Brussels’ statement came after the African Union, which is co-organizing the event with the EU, officially invited the separatists to the summit. The African Union, unlike the EU, fully recognizes the secessionist movement’s self-declared Sahrawi Arab Democratic Republic, or SADR.

The EU’s Spokesperson for Foreign Affairs and Security Policy Peter Stano.

Responding to a question about the prospect of the African Union extending an invitation to the unrecognized separatist leadership, the EU’s Spokesperson for Foreign Affairs and Security Policy, Peter Stano, said: “The fundamental point to clarify is that for this summit, the European Union is the co-organizer with the African Union,” before adding that the gesture “does not change the position of the European Union”. Stano further reiterated that none of the EU’s 27 members recognizes the SADR or its leadership’s goal for a breakaway state in Western Sahara.

According to Stano, each organization is responsible for inviting its members. The African Union took responsibility for inviting its members, and the EU could not interfere in the AU’s decisions with regard to its own members.

“The EU’s position on Western Sahara is well known and remains unchanged. We reaffirm our support for the political process, within the framework of the United Nations, to reach a political, just, realistic, pragmatic, lasting and mutually acceptable solution to the (Western) Sahara issue; a political solution based on compromise, in accordance with the UN Security Council resolutions,” Stano added.
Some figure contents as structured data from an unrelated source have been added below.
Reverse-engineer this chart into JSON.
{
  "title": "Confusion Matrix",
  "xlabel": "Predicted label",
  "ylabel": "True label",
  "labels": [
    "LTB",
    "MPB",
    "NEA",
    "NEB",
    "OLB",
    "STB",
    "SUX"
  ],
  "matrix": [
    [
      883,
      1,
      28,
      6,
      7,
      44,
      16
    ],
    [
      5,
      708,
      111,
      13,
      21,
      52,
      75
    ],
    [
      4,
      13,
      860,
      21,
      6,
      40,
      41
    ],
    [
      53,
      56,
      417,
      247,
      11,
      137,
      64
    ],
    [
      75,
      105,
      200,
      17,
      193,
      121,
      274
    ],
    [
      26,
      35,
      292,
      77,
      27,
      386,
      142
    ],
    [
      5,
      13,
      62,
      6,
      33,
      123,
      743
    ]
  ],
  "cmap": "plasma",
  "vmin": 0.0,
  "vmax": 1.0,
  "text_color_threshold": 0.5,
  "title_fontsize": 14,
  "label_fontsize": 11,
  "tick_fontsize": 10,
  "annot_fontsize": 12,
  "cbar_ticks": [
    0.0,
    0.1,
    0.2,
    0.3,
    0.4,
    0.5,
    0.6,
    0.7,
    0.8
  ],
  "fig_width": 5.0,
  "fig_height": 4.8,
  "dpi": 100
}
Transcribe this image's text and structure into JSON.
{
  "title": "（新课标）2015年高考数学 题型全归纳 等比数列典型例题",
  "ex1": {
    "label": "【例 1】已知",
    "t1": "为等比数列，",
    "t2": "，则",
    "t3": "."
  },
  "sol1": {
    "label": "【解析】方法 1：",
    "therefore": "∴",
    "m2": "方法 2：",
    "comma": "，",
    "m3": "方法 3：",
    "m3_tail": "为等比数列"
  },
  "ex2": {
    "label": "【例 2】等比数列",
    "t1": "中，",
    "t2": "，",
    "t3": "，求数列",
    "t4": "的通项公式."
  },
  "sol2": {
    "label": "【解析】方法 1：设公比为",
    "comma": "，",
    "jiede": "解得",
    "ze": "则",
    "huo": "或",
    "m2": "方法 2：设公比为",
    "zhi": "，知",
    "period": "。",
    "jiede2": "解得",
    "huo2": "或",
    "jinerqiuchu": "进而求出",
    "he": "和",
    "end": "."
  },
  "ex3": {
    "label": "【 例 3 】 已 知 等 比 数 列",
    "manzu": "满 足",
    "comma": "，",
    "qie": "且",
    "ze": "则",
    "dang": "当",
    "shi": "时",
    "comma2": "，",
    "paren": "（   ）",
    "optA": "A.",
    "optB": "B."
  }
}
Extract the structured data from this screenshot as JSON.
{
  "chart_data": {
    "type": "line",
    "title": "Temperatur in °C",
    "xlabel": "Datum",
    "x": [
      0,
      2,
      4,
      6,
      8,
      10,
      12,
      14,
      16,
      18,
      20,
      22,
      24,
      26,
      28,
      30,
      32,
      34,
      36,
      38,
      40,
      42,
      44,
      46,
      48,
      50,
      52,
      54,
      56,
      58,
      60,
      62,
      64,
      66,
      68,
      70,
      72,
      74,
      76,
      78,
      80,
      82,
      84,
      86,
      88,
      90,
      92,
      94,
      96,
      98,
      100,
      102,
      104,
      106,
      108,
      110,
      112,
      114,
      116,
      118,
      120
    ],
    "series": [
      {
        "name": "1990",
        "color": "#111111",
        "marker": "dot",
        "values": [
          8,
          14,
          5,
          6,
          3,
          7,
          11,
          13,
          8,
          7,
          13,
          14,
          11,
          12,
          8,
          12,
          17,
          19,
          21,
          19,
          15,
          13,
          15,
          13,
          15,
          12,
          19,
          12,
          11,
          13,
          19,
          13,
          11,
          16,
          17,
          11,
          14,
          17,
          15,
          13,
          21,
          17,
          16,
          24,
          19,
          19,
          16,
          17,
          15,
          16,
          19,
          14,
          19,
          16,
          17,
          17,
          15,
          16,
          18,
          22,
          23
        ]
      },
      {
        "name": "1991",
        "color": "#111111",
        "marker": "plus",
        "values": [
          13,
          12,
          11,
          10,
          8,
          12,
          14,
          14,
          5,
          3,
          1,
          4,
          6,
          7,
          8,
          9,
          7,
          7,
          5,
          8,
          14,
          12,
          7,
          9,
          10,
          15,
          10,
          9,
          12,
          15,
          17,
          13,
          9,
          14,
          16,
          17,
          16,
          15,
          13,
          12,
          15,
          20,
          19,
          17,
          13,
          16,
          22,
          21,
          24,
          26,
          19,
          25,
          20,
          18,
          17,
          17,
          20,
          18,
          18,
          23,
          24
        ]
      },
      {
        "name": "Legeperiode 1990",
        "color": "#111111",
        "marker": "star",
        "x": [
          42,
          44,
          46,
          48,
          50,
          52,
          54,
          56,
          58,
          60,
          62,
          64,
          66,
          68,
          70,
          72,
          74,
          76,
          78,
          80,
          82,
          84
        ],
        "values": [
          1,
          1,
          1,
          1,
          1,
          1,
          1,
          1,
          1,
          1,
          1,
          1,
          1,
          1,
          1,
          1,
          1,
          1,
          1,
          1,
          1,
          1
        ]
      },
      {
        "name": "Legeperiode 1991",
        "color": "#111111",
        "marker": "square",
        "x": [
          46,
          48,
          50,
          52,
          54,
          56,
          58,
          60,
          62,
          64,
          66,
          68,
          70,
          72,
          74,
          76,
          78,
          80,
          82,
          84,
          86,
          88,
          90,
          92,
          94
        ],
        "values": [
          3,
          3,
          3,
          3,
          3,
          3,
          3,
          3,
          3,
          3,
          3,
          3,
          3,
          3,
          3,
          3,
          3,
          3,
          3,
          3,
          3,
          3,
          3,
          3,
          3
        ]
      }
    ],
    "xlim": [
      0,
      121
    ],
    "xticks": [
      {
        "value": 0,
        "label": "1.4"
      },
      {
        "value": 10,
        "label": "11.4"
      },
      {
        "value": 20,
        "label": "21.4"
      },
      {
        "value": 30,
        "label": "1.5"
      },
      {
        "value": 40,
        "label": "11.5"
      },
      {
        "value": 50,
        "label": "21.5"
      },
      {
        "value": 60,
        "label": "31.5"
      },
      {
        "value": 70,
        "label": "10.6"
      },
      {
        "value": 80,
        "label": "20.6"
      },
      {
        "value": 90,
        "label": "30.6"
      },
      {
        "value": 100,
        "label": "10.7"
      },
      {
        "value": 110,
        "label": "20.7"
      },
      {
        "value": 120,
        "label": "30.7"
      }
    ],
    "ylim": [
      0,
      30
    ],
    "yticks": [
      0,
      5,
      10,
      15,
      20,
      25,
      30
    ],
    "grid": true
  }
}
Europe’s position was previously stated in Abidjan, the Ivory Coast’s largest city, in 2017. At the time, Brussels said it does not recognize the legitimacy of the SADR claims to Moroccan regions in Western Sahara.

The SADR was first declared in 1976 by the Polisario Front – a former Marxist rebel group that has been heavily backed – both militarily and politically – by Morocco’s eastern neighbor, Algeria, as well as by Muammar Gaddafi’s Libya, North Korea and Cuba’s Communist government.

A map of the Kingdom of Morocco, with Western Sahara’s capital, Laayoune, slightly left of center.